Her office was a sandwich board parked at gritty Yonge and Gerrard Sts., between the now-shuttered La Maison croissant shop and the Evergreen Youth Shelter. Her task was recruiting passersby to become extras on film and TV shoots.

Getting through those long summer days downtown was tough at first for Simone. But quickly, she struck up a partnership of sorts with the street rats and homeless kids who hung around the area.

Implausible as it seemed for this sheltered Thornhill girl to carve a niche among these social misfits, Simone was absorbed by the group, even falling for a new boyfriend. "Joe," tattooed but attractive, was a year older. He had a way about him, detectives said, and certainly "knew how to work it." Later on, "friends" would say that Simone was often seen holding Joe's hand. But others said the two broke up a week before her disappearance.

The group invited her to gatherings in the wooded areas off Cherry Beach to smoke marijuana around sandpit bonfires. Detectives would later place Simone at one of these "parties" the night she disappeared. But they will never really know how she spent her last hours.

Her case was fraught with challenges, says Mark Mendelson, one of the original investigators.

Detectives could never crawl out of the weeklong black hole in their investigation. The river's toxic waters removed any hint of a murderer's DNA. Other evidence was probably washed away in a thunderstorm four days after Simone's body was discovered, forcing police to call off their search for clues.

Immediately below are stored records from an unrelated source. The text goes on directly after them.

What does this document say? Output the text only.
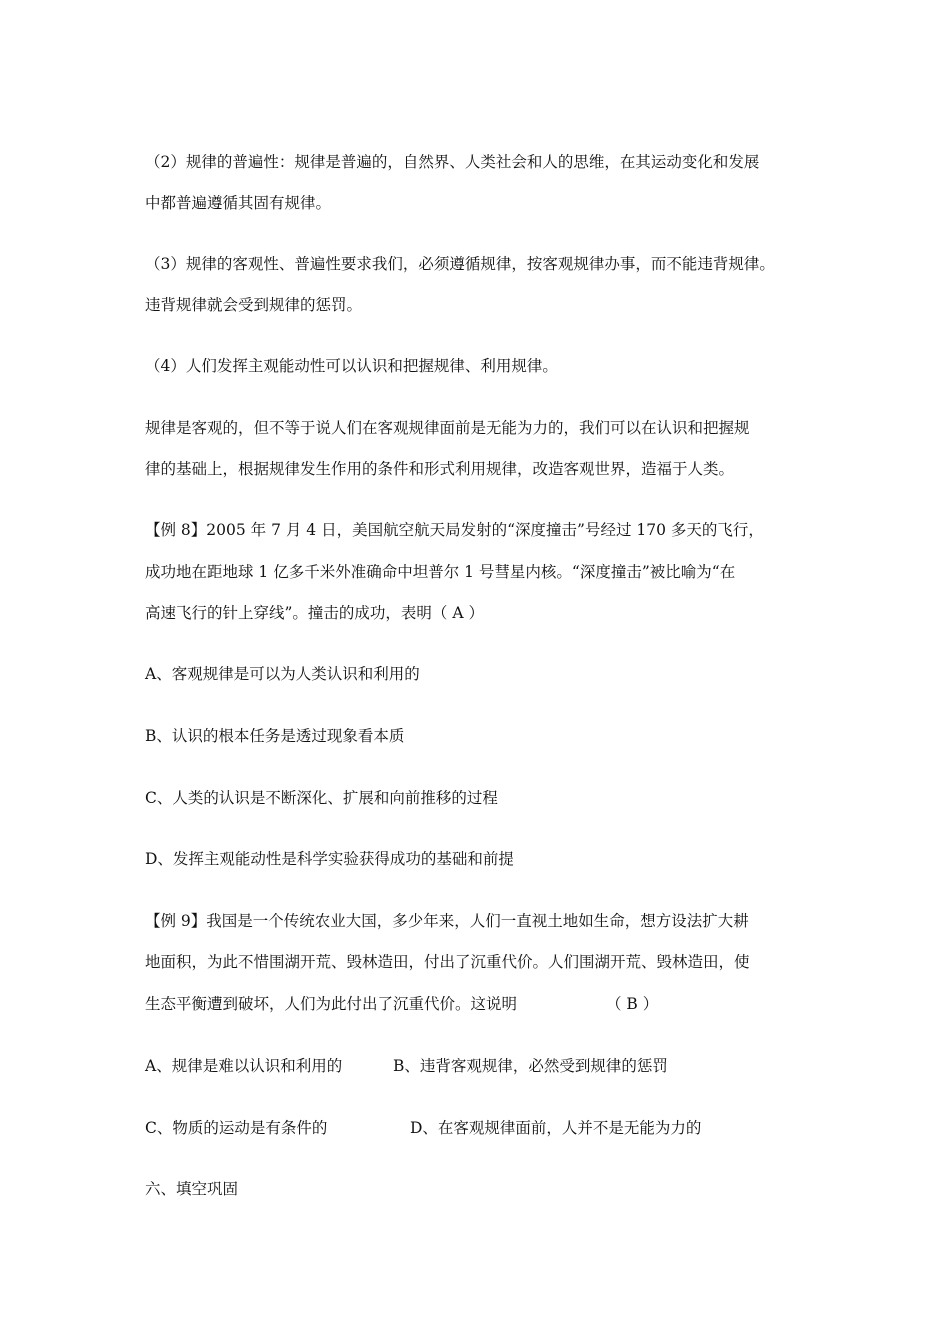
（2）规律的普遍性：规律是普遍的，自然界、人类社会和人的思维，在其运动变化和发展
中都普遍遵循其固有规律。
（3）规律的客观性、普遍性要求我们，必须遵循规律，按客观规律办事，而不能违背规律。
违背规律就会受到规律的惩罚。
（4）人们发挥主观能动性可以认识和把握规律、利用规律。
规律是客观的，但不等于说人们在客观规律面前是无能为力的，我们可以在认识和把握规
律的基础上，根据规律发生作用的条件和形式利用规律，改造客观世界，造福于人类。
【例 8】2005 年 7 月 4 日，美国航空航天局发射的“深度撞击”号经过 170 多天的飞行，
成功地在距地球 1 亿多千米外准确命中坦普尔 1 号彗星内核。“深度撞击”被比喻为“在
高速飞行的针上穿线”。撞击的成功，表明（ A ）
A、客观规律是可以为人类认识和利用的
B、认识的根本任务是透过现象看本质
C、人类的认识是不断深化、扩展和向前推移的过程
D、发挥主观能动性是科学实验获得成功的基础和前提
【例 9】我国是一个传统农业大国，多少年来，人们一直视土地如生命，想方设法扩大耕
地面积，为此不惜围湖开荒、毁林造田，付出了沉重代价。人们围湖开荒、毁林造田，使
生态平衡遭到破坏，人们为此付出了沉重代价。这说明	（ B ）
A、规律是难以认识和利用的	B、违背客观规律，必然受到规律的惩罚
C、物质的运动是有条件的	D、在客观规律面前，人并不是无能为力的
六、填空巩固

While there are always more tests in the works, and evidence can be found in the unlikeliest places, detectives say, even today's technology has failed to detect a flake of dead skin or a single strand of hair on the garbage bag tied around her neck. Biologists methodically separated each knot in the plastic weapon, recently dissecting it with fresh intent, but found nothing.

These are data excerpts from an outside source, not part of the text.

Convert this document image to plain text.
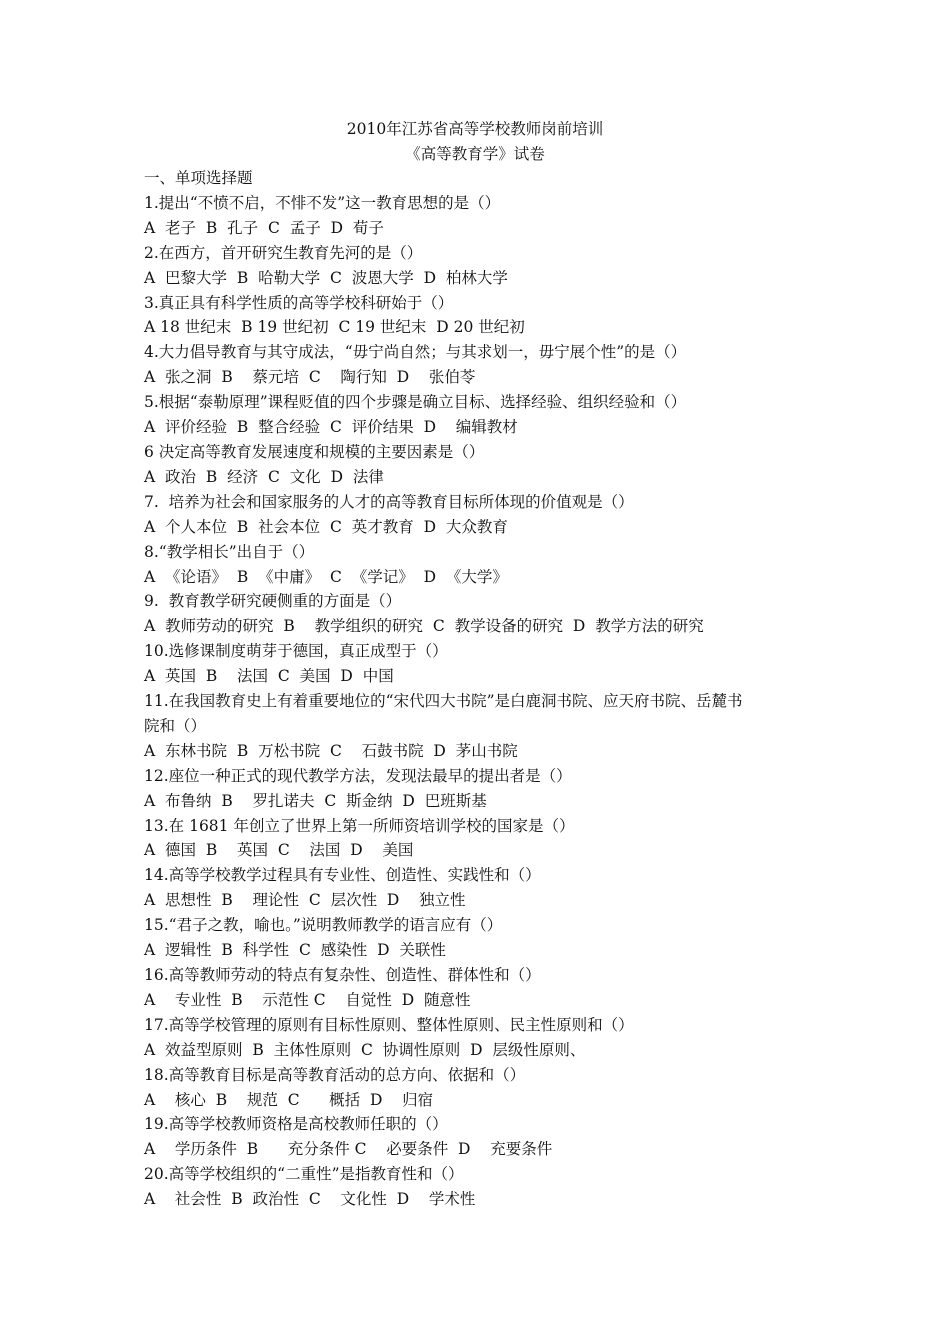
2010年江苏省高等学校教师岗前培训
《高等教育学》试卷

一、单项选择题

1.提出“不愤不启，不悱不发”这一教育思想的是（）

A  老子  B  孔子  C  孟子  D  荀子

2.在西方，首开研究生教育先河的是（）

A  巴黎大学  B  哈勒大学  C  波恩大学  D  柏林大学

3.真正具有科学性质的高等学校科研始于（）

A 18 世纪末  B 19 世纪初  C 19 世纪末  D 20 世纪初

4.大力倡导教育与其守成法，“毋宁尚自然；与其求划一，毋宁展个性”的是（）

A  张之洞  B    蔡元培  C    陶行知  D    张伯苓

5.根据“泰勒原理”课程贬值的四个步骤是确立目标、选择经验、组织经验和（）

A  评价经验  B  整合经验  C  评价结果  D    编辑教材

6 决定高等教育发展速度和规模的主要因素是（）

A  政治  B  经济  C  文化  D  法律

7.  培养为社会和国家服务的人才的高等教育目标所体现的价值观是（）

A  个人本位  B  社会本位  C  英才教育  D  大众教育

8.“教学相长”出自于（）

A  《论语》  B  《中庸》  C  《学记》  D  《大学》

9.  教育教学研究硬侧重的方面是（）

A  教师劳动的研究  B    教学组织的研究  C  教学设备的研究  D  教学方法的研究

10.选修课制度萌芽于德国，真正成型于（）

A  英国  B    法国  C  美国  D  中国

11.在我国教育史上有着重要地位的“宋代四大书院”是白鹿洞书院、应天府书院、岳麓书

院和（）

A  东林书院  B  万松书院  C    石鼓书院  D  茅山书院

12.座位一种正式的现代教学方法，发现法最早的提出者是（）

A  布鲁纳  B    罗扎诺夫  C  斯金纳  D  巴班斯基

13.在 1681 年创立了世界上第一所师资培训学校的国家是（）

A  德国  B    英国  C    法国  D    美国

14.高等学校教学过程具有专业性、创造性、实践性和（）

A  思想性  B    理论性  C  层次性  D    独立性

15.“君子之教，喻也。”说明教师教学的语言应有（）

A  逻辑性  B  科学性  C  感染性  D  关联性

16.高等教师劳动的特点有复杂性、创造性、群体性和（）

A    专业性  B    示范性 C    自觉性  D  随意性

17.高等学校管理的原则有目标性原则、整体性原则、民主性原则和（）

A  效益型原则  B  主体性原则  C  协调性原则  D  层级性原则、

18.高等教育目标是高等教育活动的总方向、依据和（）

A    核心  B    规范  C      概括  D    归宿

19.高等学校教师资格是高校教师任职的（）

A    学历条件  B      充分条件 C    必要条件  D    充要条件

20.高等学校组织的“二重性”是指教育性和（）

A    社会性  B  政治性  C    文化性  D    学术性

After Simone's body was discovered, an autopsy merely concluded she had died of strangulation. The body was so badly decomposed that dental records were used for final identification. There had been an unsuccessful attempt at rape.

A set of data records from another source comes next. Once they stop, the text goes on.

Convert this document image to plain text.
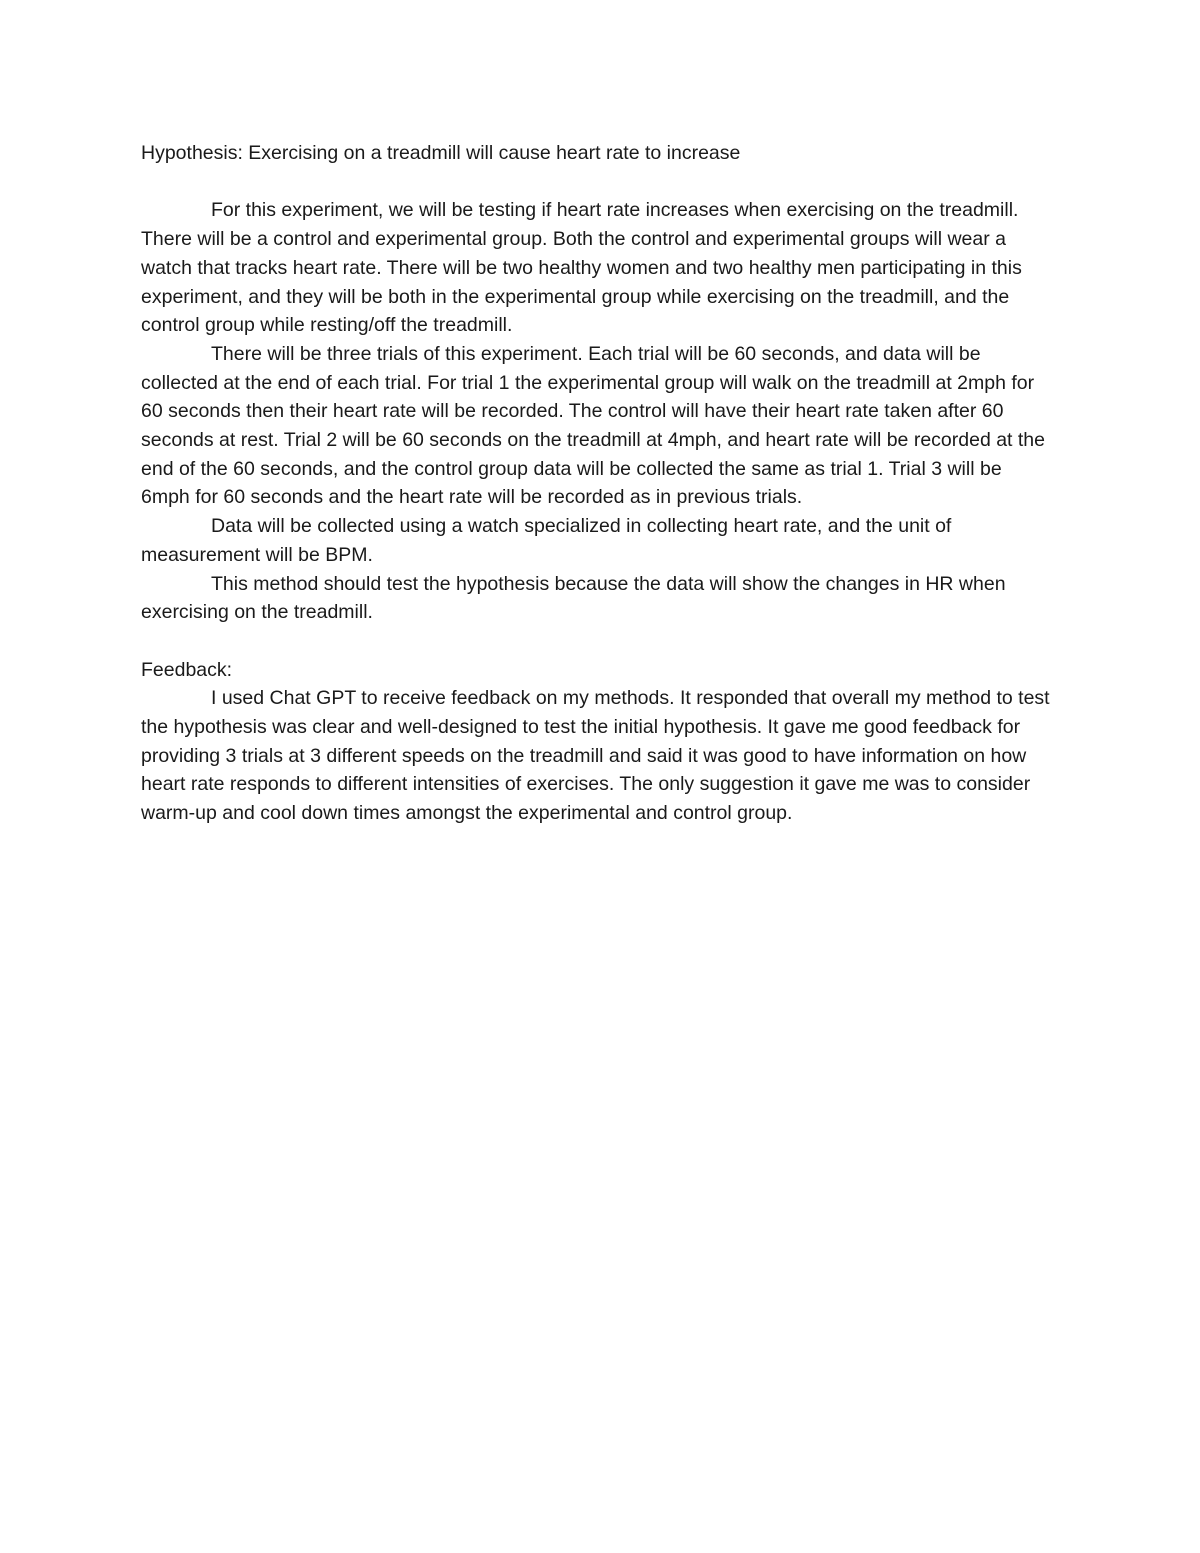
Hypothesis: Exercising on a treadmill will cause heart rate to increase

For this experiment, we will be testing if heart rate increases when exercising on the treadmill. There will be a control and experimental group. Both the control and experimental groups will wear a watch that tracks heart rate. There will be two healthy women and two healthy men participating in this experiment, and they will be both in the experimental group while exercising on the treadmill, and the control group while resting/off the treadmill.

There will be three trials of this experiment. Each trial will be 60 seconds, and data will be collected at the end of each trial. For trial 1 the experimental group will walk on the treadmill at 2mph for 60 seconds then their heart rate will be recorded. The control will have their heart rate taken after 60 seconds at rest. Trial 2 will be 60 seconds on the treadmill at 4mph, and heart rate will be recorded at the end of the 60 seconds, and the control group data will be collected the same as trial 1. Trial 3 will be 6mph for 60 seconds and the heart rate will be recorded as in previous trials.

Data will be collected using a watch specialized in collecting heart rate, and the unit of measurement will be BPM.

This method should test the hypothesis because the data will show the changes in HR when exercising on the treadmill.

Feedback:

I used Chat GPT to receive feedback on my methods. It responded that overall my method to test the hypothesis was clear and well-designed to test the initial hypothesis. It gave me good feedback for providing 3 trials at 3 different speeds on the treadmill and said it was good to have information on how heart rate responds to different intensities of exercises. The only suggestion it gave me was to consider warm-up and cool down times amongst the experimental and control group.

"It was one of those nasty investigations," Mendelson says. "Every time we thought we turned a corner and answered a question, we didn't. We just picked up three more questions." Perhaps, the biggest impediment was the quality of witnesses – the homeless kids Simone had befriended, the wayward youth, the hot dog vendors. Sure, they recognized the girl who had become a local fixture. But could they shed light on what happened to her? Who did it? A resounding no.

There were many fruitless attempts to find people and confirm alibis. Even a $100,000 reward offered in 1998 for information yielded nothing.

The last time Stephen Sandler saw his daughter was the Saturday she disappeared. She smiled at him, mid-stride from across the street.

"Do you want a lift to the subway?" he called out. "No thanks, Dad," she said, a hand at her face shielding her eyes from the sun's glare. Today, the Sandlers are left with that vision, the hurt as fresh as the day their daughter went missing.

Over the years, the family has accumulated part of their pain in a bulging red folder. Documents burst out the sides – explanations, apologies and promises from top York police brass, government officials and politicians that something like this will never happen again.

The Sandlers toyed with legal action against York Regional police, believing that Toronto officers might have located their daughter sooner had they gotten the go-ahead to proceed with an investigation. But the Sandlers decided against a legal course of action.

It won't bring back Simone. Nothing will. Not even finding her killer.

"But someone should not be getting away with this," Linda and Stephen both said. "If they do find out, it will at least give us some sense of closure."